Question
Silven Industries, which manufactures and sells a highly successful line of summer lotions and insect repellents, has decided to diversify in order to stabilize sales
Silven Industries, which manufactures and sells a highly successful line of summer lotions and insect repellents, has decided to diversify in order to stabilize sales throughout the year. A natural area for the company to consider is the production of winter lotions and creams to prevent dry and chapped skin. After considerable research, a winter products line has been developed. However, Silvens president has decided to introduce only one of the new products for this coming winter. If the product is a success, further expansion in future years will be initiated. The product selected (called Chap-Off) is a lip balm that will be sold in a lipstick-type tube. The product will be sold to wholesalers in boxes of 24 tubes for $8 per box. Because of excess capacity, no additional fixed manufacturing overhead costs will be incurred to produce the product. However, a $90,000 charge for fixed manufacturing overhead will be absorbed by the product under the companys absorption costing system. Using the estimated sales and production of 100,000 boxes of Chap-Off, the Accounting Department has developed the following cost per box: Direct materials $ 3.60 Direct labor 2.00 Manufacturing overhead 1.40 Total cost $ 7.00 The costs above include costs for producing both the lip balm and the tube that contains it. As an alternative to making the tubes, Silven has approached a supplier to discuss the possibility of purchasing the tubes for Chap-Off. The purchase price of the empty tubes from the supplier would be $1.35 per box of 24 tubes. If Silven Industries accepts the purchase proposal, direct labor and variable manufacturing overhead costs per box of Chap-Off would be reduced by 10% and direct materials costs would be reduced by 25%.
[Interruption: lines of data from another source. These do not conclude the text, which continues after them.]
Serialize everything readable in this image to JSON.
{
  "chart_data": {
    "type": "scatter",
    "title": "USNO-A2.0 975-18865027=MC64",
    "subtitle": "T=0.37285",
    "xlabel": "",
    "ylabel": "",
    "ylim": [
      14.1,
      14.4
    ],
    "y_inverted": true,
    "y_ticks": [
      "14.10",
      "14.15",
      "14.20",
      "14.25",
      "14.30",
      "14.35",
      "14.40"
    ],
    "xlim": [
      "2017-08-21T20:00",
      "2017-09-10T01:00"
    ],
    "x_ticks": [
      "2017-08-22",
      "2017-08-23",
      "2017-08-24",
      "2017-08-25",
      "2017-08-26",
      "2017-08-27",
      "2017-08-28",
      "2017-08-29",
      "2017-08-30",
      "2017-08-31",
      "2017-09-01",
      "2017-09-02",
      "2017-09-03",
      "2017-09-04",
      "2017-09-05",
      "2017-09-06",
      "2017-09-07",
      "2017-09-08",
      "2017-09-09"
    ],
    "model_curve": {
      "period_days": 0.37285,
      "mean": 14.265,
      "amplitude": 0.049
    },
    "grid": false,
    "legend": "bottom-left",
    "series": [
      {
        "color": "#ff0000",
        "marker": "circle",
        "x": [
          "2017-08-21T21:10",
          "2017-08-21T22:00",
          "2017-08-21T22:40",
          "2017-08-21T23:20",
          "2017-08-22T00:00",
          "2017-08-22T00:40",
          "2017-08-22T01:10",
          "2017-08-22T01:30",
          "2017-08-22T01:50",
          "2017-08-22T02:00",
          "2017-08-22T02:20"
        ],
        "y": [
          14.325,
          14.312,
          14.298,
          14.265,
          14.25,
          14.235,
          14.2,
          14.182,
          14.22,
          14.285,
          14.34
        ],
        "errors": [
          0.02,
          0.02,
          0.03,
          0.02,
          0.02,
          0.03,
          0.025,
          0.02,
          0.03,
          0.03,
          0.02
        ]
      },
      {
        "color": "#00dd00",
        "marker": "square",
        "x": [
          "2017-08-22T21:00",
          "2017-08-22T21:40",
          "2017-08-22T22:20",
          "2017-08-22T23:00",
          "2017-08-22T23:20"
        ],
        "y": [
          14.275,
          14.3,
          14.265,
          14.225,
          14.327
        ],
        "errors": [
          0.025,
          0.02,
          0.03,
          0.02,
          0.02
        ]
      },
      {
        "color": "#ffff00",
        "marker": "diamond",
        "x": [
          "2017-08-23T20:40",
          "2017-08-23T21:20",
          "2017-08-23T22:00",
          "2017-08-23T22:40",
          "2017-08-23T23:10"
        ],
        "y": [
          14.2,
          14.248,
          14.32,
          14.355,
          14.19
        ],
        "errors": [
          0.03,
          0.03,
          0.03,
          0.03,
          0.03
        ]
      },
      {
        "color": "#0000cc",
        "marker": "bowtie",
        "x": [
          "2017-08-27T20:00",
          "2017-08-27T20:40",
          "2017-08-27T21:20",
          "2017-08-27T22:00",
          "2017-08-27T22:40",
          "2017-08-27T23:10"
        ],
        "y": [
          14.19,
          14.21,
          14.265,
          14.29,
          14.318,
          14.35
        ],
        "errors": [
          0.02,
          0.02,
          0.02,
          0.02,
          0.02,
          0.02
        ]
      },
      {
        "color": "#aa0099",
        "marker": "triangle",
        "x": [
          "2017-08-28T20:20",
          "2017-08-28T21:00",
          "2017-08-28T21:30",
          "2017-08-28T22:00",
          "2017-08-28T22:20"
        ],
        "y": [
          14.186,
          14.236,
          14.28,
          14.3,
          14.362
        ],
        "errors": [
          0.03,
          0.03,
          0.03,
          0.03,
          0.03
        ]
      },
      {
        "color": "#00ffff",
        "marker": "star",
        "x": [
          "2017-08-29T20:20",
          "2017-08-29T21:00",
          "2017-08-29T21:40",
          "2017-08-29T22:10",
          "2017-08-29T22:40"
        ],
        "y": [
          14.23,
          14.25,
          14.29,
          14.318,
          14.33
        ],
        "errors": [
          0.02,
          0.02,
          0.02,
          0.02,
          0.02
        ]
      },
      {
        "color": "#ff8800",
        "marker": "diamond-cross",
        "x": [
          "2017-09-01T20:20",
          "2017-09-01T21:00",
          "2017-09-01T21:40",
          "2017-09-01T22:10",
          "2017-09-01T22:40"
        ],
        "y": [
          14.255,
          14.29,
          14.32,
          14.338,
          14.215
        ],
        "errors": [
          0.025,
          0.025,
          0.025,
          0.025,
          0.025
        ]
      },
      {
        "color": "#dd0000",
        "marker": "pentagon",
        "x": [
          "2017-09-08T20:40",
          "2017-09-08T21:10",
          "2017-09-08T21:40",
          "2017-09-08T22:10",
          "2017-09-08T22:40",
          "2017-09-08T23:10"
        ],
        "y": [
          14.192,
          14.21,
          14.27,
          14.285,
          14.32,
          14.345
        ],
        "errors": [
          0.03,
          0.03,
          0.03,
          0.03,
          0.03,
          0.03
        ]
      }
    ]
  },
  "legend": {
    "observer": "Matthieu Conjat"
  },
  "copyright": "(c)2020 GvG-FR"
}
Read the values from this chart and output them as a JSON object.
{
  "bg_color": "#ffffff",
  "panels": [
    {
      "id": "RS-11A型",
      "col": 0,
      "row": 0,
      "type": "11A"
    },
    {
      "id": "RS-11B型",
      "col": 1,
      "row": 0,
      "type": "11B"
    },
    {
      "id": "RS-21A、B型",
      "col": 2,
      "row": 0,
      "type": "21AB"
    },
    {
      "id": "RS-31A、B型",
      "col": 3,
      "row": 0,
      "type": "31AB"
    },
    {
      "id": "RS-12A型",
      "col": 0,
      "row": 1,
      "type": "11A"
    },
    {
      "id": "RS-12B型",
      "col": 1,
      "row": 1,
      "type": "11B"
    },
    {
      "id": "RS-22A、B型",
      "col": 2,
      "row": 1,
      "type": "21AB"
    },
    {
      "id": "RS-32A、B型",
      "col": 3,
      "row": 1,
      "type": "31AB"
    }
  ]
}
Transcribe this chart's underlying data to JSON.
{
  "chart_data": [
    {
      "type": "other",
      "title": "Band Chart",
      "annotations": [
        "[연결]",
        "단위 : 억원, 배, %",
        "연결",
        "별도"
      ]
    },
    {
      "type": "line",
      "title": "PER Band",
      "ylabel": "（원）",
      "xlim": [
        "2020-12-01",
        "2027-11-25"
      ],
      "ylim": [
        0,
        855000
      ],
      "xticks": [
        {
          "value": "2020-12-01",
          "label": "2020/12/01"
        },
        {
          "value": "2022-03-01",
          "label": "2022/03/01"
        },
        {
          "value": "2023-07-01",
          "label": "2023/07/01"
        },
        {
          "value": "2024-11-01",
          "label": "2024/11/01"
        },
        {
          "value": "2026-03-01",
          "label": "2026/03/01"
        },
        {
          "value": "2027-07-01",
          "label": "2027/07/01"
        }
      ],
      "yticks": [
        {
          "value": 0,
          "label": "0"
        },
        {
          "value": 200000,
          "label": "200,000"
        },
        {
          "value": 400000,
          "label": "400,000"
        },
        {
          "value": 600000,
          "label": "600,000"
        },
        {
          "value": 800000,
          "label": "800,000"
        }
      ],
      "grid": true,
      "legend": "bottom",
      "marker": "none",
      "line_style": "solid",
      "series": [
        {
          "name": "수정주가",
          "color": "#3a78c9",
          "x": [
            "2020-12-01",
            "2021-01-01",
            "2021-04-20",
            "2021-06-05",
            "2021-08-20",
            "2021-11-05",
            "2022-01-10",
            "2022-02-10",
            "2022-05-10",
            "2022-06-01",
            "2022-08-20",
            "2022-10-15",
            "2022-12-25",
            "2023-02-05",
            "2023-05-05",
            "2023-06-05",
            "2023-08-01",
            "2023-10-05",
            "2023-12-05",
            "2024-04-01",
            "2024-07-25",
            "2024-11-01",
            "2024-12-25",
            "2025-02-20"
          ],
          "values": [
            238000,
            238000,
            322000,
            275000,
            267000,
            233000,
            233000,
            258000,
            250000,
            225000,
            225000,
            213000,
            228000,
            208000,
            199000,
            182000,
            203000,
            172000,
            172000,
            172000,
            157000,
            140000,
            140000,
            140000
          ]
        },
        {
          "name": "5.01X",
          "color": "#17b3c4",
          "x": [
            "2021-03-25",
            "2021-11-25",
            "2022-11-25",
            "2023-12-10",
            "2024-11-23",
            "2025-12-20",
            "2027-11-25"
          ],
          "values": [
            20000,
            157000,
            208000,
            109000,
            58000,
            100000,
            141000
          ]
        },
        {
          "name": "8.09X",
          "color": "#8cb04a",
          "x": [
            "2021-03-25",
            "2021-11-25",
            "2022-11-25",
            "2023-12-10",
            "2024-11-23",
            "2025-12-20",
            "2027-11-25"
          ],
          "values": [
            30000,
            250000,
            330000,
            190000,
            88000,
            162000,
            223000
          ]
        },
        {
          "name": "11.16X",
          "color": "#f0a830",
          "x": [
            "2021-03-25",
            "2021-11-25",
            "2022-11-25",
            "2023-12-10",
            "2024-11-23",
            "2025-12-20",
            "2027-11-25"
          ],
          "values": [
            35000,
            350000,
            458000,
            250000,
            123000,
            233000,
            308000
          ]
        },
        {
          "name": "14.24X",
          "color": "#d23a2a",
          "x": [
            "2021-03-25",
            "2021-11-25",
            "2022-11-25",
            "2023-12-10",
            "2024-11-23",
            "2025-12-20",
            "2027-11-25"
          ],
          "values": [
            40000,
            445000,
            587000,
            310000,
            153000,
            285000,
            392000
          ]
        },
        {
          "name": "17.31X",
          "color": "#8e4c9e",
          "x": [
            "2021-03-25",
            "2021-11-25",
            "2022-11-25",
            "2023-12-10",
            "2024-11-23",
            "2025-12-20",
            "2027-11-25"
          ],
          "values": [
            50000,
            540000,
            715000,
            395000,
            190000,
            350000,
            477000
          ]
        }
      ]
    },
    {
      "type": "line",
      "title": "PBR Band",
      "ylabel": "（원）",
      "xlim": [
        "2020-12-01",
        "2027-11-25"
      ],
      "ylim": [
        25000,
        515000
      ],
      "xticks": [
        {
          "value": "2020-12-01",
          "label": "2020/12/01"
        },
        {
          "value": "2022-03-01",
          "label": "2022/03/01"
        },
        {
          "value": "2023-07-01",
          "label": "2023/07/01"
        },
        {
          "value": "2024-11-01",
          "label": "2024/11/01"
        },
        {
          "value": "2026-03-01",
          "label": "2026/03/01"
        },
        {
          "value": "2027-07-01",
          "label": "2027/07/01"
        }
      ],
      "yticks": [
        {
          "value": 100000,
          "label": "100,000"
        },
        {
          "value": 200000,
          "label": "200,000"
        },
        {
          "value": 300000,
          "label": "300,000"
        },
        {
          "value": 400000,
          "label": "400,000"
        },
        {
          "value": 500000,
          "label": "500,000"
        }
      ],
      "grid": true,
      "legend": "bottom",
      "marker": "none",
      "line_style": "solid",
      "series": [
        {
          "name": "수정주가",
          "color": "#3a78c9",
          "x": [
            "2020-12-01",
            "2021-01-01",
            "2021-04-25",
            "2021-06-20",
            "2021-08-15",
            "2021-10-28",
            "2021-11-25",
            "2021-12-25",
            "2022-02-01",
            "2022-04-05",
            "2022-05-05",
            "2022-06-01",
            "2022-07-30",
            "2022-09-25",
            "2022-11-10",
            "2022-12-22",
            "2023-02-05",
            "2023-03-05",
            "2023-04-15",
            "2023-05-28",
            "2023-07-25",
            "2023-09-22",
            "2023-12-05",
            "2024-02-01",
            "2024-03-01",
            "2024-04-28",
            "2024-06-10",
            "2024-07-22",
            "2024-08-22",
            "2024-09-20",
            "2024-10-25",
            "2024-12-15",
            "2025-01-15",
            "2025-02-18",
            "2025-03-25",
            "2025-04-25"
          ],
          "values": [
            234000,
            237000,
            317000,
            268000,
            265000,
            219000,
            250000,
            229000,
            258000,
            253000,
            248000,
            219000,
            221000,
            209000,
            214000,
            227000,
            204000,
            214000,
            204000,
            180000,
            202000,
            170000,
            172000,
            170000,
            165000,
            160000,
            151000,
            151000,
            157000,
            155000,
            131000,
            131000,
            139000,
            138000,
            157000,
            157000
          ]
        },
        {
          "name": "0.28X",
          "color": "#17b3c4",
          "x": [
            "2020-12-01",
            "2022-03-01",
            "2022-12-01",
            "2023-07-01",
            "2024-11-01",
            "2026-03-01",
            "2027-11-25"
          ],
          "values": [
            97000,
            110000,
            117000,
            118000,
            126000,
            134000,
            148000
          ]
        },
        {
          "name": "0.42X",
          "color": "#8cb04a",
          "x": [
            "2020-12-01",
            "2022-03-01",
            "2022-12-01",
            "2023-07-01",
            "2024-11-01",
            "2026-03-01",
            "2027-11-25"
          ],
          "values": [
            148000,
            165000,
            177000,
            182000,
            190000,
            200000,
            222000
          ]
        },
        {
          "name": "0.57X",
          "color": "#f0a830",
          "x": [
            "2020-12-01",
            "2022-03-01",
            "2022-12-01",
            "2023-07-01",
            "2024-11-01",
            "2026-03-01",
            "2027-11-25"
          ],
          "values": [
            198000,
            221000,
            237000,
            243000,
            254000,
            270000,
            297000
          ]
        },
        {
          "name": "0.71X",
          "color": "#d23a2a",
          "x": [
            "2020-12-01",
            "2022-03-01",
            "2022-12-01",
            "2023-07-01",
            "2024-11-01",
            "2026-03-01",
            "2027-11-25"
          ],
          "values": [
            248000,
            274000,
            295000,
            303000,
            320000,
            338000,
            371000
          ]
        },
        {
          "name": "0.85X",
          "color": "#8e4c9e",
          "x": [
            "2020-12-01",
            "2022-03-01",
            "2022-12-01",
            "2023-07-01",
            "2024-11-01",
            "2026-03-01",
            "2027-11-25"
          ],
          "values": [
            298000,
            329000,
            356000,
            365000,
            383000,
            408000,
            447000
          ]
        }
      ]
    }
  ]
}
1. If Silven buys its tubes from the outside supplier, how much of its own Chap-Off manufacturing costs per box will it be able to avoid? (You will need to separate the manufacturing overhead of $1.40 per box that is shown above into its variable and fixe components to derive the correct answer.
2. What is the financial advantage or disadvantage per box of Chap-Off if Silven buys its tubes from the outside supplier?
3. What is the financial advantage or disadvantage in total not per box if Silven buys 100,000 boxes of tubes from the outside supplier?
4.Should Silven Industries make or buy the tubes?
5. What is the maximum price that Silven should be willing to pay the outside supplier for a boxy of the 24 tubes? Explain.
6. Instead of sales of 100,000 boxes, revised estimates show a sales volume of 120,000 boxes.At this higher sales volume, Silven would need to rent extra equipment at a cost of $40,000 per year to make the additional 20,000 boxes of tubes. Assuming that the outside supplier will not accept an order for less than 120,000 boxes of tubes from the outside supplier? Given this new information, should Silven Industries make or buy the tubes?
7. Refer to the data in 6. Assume that the outside supplier will accept an order of any size for the tubes at a price of $1.35 per box. How many boxes of tubes should Silven make? How many boxes of tubes should it buy from the outside supplier?
8. What qualitative factors should Silven Industries consider in determining whether they should make or buy the tubes?